Die Combyn Health Care GmbH mit Sitz in Graz entwickelt medizintechnische Lösungen für Prävention und Gesundheitsanalyse. Mit dem BioCore Loop hat das Unternehmen einen Health Kiosk entwickelt, der eigenen Angaben nach mehrere Untersuchungsmethoden in einem Gerät vereint und die erhobenen Gesundheitsdaten unmittelbar nach der Messung aufbereitet.

Dafür gab es (bereits im August) ein Investment von Biogena. Über die Höhe und die Beteiligungsverhältnisse wurde Stillschweigen vereinbart – laut wirtschaft.at ist aber öffentlich ersichtlich, dass sich Biogena laut Letztstand 5,68 Prozent der Anteile gesichert hat.

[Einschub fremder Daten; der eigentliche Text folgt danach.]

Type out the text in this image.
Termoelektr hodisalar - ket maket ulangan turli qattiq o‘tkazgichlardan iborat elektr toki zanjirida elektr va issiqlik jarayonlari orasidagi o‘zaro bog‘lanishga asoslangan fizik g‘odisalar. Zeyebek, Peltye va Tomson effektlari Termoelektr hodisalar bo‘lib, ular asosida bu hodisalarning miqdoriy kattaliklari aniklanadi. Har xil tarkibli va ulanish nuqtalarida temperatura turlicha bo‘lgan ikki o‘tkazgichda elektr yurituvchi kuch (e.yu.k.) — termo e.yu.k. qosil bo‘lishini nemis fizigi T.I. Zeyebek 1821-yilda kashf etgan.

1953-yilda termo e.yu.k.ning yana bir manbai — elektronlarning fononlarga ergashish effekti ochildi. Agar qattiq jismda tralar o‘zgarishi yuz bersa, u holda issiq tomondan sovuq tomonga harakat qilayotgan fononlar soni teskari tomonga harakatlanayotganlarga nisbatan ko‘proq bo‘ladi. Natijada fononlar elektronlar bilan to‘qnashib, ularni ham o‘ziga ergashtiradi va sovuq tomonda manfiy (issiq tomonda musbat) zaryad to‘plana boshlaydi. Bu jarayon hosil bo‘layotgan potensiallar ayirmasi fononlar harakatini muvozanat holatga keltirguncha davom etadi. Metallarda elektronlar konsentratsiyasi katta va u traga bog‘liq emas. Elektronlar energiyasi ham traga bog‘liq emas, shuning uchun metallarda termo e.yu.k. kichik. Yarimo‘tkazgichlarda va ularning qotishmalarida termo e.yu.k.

Combyn: BioCore Loop im Zentrum

Im Zentrum der Zusammenarbeit steht der erwähnte BioCore Loop. Das System ermöglicht nach Angaben des Unternehmens eine vollautomatisierte Gesundheitsmessung in weniger als fünf Minuten. Die Messung könne selbstständig und ohne unmittelbare Unterstützung durch medizinisches Fachpersonal durchgeführt werden.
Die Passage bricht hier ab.